The .htaccess file is a directory-level configuration file for the Apache HTTP Server. It lets you override server settings on a per-directory basis without editing the main Apache config. Common uses include forcing HTTPS, redirecting old URLs to new ones, setting custom error pages, enabling compression, adding security headers, and restricting access by IP or password. If your site runs on Apache (or a compatible server such as LiteSpeed), an .htaccess file gives you powerful control over how requests are handled.
Can I block specific AI crawlers like GPTBot or CCBot?
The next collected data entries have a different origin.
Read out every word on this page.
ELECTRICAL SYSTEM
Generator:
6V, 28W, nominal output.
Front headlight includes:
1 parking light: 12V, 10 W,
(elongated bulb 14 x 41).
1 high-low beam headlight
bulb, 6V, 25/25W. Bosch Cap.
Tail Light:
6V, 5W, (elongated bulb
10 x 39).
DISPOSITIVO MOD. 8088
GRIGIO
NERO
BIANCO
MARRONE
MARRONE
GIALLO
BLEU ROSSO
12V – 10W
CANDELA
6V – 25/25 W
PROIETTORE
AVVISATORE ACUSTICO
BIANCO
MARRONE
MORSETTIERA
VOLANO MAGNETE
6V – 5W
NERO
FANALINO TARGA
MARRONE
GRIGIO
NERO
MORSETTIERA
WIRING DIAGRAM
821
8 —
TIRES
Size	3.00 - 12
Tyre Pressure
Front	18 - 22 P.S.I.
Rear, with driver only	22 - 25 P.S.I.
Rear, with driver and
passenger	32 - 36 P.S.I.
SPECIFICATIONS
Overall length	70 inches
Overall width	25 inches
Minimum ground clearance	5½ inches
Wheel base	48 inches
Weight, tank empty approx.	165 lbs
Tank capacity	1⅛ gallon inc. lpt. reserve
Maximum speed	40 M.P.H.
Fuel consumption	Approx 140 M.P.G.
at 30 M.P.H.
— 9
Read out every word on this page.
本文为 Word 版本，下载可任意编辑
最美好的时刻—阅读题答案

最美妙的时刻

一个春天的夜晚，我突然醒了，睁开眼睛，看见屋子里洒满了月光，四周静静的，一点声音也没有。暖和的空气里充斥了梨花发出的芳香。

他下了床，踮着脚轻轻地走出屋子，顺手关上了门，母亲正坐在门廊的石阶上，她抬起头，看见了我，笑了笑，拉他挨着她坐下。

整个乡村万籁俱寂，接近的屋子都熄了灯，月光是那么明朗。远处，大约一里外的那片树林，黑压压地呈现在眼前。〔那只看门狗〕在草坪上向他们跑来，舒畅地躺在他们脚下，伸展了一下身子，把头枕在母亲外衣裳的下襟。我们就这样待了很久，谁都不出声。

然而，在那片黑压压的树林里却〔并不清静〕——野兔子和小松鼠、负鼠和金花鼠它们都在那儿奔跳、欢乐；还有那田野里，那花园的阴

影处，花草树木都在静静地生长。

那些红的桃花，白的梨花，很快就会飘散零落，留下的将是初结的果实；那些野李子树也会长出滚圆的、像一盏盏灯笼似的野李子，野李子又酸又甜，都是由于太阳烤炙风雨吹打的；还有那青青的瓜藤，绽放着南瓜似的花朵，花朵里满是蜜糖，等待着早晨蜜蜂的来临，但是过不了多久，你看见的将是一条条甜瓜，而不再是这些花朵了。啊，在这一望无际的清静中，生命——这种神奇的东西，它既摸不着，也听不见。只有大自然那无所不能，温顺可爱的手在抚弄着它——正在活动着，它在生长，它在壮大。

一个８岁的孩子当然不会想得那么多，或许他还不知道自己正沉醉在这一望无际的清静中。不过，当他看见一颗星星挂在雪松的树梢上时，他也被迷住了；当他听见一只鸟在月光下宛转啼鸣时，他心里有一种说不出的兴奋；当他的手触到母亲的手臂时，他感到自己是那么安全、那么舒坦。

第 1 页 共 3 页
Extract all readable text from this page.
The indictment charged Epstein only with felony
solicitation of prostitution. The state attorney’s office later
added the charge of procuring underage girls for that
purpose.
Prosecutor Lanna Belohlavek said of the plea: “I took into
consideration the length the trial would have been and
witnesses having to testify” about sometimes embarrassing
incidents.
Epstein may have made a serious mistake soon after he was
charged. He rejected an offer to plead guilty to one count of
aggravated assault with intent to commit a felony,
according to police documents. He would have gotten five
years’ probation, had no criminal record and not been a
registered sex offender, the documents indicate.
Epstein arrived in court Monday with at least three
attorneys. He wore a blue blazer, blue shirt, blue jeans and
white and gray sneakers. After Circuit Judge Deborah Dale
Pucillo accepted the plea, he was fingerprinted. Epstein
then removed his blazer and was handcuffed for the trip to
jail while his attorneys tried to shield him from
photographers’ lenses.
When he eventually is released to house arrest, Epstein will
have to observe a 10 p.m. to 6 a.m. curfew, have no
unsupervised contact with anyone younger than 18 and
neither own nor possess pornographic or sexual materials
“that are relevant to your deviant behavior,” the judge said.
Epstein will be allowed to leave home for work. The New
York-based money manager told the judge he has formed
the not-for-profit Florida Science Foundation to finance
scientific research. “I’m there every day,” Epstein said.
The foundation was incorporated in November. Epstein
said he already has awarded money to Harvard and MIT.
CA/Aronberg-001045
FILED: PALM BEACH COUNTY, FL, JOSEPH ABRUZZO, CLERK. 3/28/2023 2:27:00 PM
Yes. Use the "Block AI Crawlers" preset to instantly generate user-agent blocks that disallow GPTBot (OpenAI), CCBot (Common Crawl), Google-Extended (Gemini training), and other known AI scraping bots. You can also add additional bots manually. Keep in mind that robots.txt is a voluntary protocol, and not all AI scrapers may honor your rules, but major providers including OpenAI, Google, and Anthropic have stated they respect robots.txt directives.
Will enabling both "Force www" and "Force non-www" cause a redirect loop?
These two options are mutually exclusive. If you turn one on, the other is automatically turned off. Enabling both simultaneously would create an infinite redirect loop where each rule keeps redirecting to the other format. This tool prevents that by toggling the conflicting option off when you activate one.
Is .htaccess compatible with Nginx servers?
No. The .htaccess file is specific to Apache and Apache-compatible servers like LiteSpeed. Nginx uses its own configuration syntax (nginx.conf) and does not read .htaccess files. If your hosting provider runs Nginx, you will need to translate the directives into Nginx configuration blocks. However, many shared hosting plans and popular platforms like cPanel use Apache, so .htaccess remains widely applicable.